Anstatt die Probleme und Fehler des Flügels einzugestehen, sieht man hier wieder das Abblocken, Ablenken und den Gegenangriff. Die West-Wähler seien schuld, zu dumm, zu manipuliert. Man kann aber nicht ohne die gesamte Bundesrepublik die Grenzen dicht machen und andere wichtige Veränderungen erreichen. Daraufhin kommt der Talking Point:

„Dann machen wir eine neue, rechte DDR.“

Das geht aber nicht legal ohne Zustimmung der ganzen Bundesrepublik. Falls jemand konkrete Planungen vornimmt, um gewaltsam einen Teil Deutschlands abzuspalten, und falls derjenige sich ausländische Hilfe holt (wie etwa durch Russland), dann macht derjenige sich strafbar mit Landesverrat, Hochverrat, Spionage und Vorbereitung eines Angriffskrieges. Manche Flügel-Fans nennen die östlichen Bundesländer „Mitteldeutschland“ und deuten damit an, dass sie in einem Aufwasch gerne noch den alten Korridor von den Polen zurückerobern wollen, ein NATO-Mitgliedsstaat.

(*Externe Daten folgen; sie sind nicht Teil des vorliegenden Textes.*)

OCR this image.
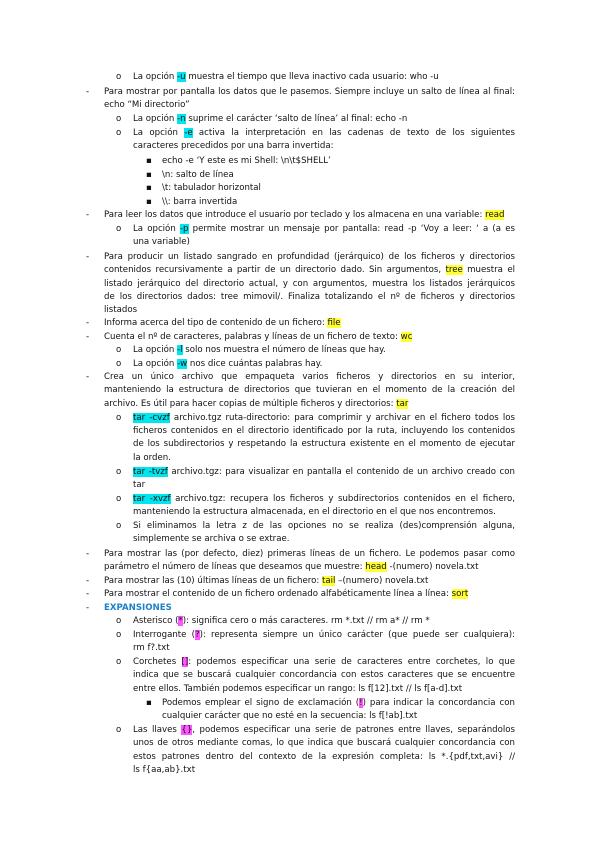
o
-
o
o
▪
▪
▪
▪
-
o
-
-
-
o
o
-
o
o
o
o
-
-
-
-
o
o
o
▪
o
La opción -u muestra el tiempo que lleva inactivo cada usuario: who -u
Para mostrar por pantalla los datos que le pasemos. Siempre incluye un salto de línea al final:
echo “Mi directorio”
La opción -n suprime el carácter ‘salto de línea’ al final: echo -n
La opción -e activa la interpretación en las cadenas de texto de los siguientes
caracteres precedidos por una barra invertida:
echo -e ‘Y este es mi Shell: \n\t$SHELL’
\n: salto de línea
\t: tabulador horizontal
\\: barra invertida
Para leer los datos que introduce el usuario por teclado y los almacena en una variable: read
La opción -p permite mostrar un mensaje por pantalla: read -p ‘Voy a leer: ‘ a (a es
una variable)
Para producir un listado sangrado en profundidad (jerárquico) de los ficheros y directorios
contenidos recursivamente a partir de un directorio dado. Sin argumentos, tree muestra el
listado jerárquico del directorio actual, y con argumentos, muestra los listados jerárquicos
de los directorios dados: tree mimovil/. Finaliza totalizando el nº de ficheros y directorios
listados
Informa acerca del tipo de contenido de un fichero: file
Cuenta el nº de caracteres, palabras y líneas de un fichero de texto: wc
La opción -l solo nos muestra el número de líneas que hay.
La opción -w nos dice cuántas palabras hay.
Crea un único archivo que empaqueta varios ficheros y directorios en su interior,
manteniendo la estructura de directorios que tuvieran en el momento de la creación del
archivo. Es útil para hacer copias de múltiple ficheros y directorios: tar
tar -cvzf archivo.tgz ruta-directorio: para comprimir y archivar en el fichero todos los
ficheros contenidos en el directorio identificado por la ruta, incluyendo los contenidos
de los subdirectorios y respetando la estructura existente en el momento de ejecutar
la orden.
tar -tvzf archivo.tgz: para visualizar en pantalla el contenido de un archivo creado con
tar
tar -xvzf archivo.tgz: recupera los ficheros y subdirectorios contenidos en el fichero,
manteniendo la estructura almacenada, en el directorio en el que nos encontremos.
Si eliminamos la letra z de las opciones no se realiza (des)comprensión alguna,
simplemente se archiva o se extrae.
Para mostrar las (por defecto, diez) primeras líneas de un fichero. Le podemos pasar como
parámetro el número de líneas que deseamos que muestre: head -(numero) novela.txt
Para mostrar las (10) últimas líneas de un fichero: tail –(numero) novela.txt
Para mostrar el contenido de un fichero ordenado alfabéticamente línea a línea: sort
EXPANSIONES
Asterisco (*): significa cero o más caracteres. rm *.txt // rm a* // rm *
Interrogante (?): representa siempre un único carácter (que puede ser cualquiera):
rm f?.txt
Corchetes []: podemos especificar una serie de caracteres entre corchetes, lo que
indica que se buscará cualquier concordancia con estos caracteres que se encuentre
entre ellos. También podemos especificar un rango: ls f[12].txt // ls f[a-d].txt
Podemos emplear el signo de exclamación (!) para indicar la concordancia con
cualquier carácter que no esté en la secuencia: ls f[!ab].txt
Las llaves {}, podemos especificar una serie de patrones entre llaves, separándolos
unos de otros mediante comas, lo que indica que buscará cualquier concordancia con
estos patrones dentro del contexto de la expresión completa: ls *.{pdf,txt,avi} //
ls f{aa,ab}.txt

Weil die extrem rechte Szene sowieso stark infiltriert ist durch westliche Dienste, kämen solche Vorbereitungen ohnehin ans Licht und die West-Dienste könnten entsprechend darauf reagieren. Aber die Flügel-Fans wollen nicht, dass die Realität in Berührung kommt mit ihren Fantasie-Wunschträumen und so blockt man wieder ab mit dem Sätzchen, man dürfe ja nicht paranoid sein.

Russland wird’s schon irgendwie richten, denken sie oder deuten sie an. Dass im Falle einer neuen DDR Moskau die Kontrolle hätte und die ganzen Wunschvorstellungen über Souveränität und Wohlstand eben nicht in Erfüllung gehen würden, das blenden sie konsequent aus.

Geht es um die Grund-Dogmen der extremen Rechten, um Hitler, Holocaust und den Nationalsozialismus, wird entweder gar nicht öffentlich diskutiert, sondern nur angedeutet, oder es werden die Inhalte wiederholt, die aus den immergleichen Büchern der klassischen Verschwörungsliteratur und rechtsrevisionistischen Literatur ohne kritisches Hinterfragen kopiert wurden. Diese Inhalte gelten als Kernkriterium für Patriotismus und als selbstverständlich. Auf Kritik wird reagiert mit dem bekannten Dreischritt und mit der Milieukontrolle; Kritiker sollen möglichst weggedrängt werden, bis nur noch die Ja-Sager und Kult-Mitglieder übrig sind.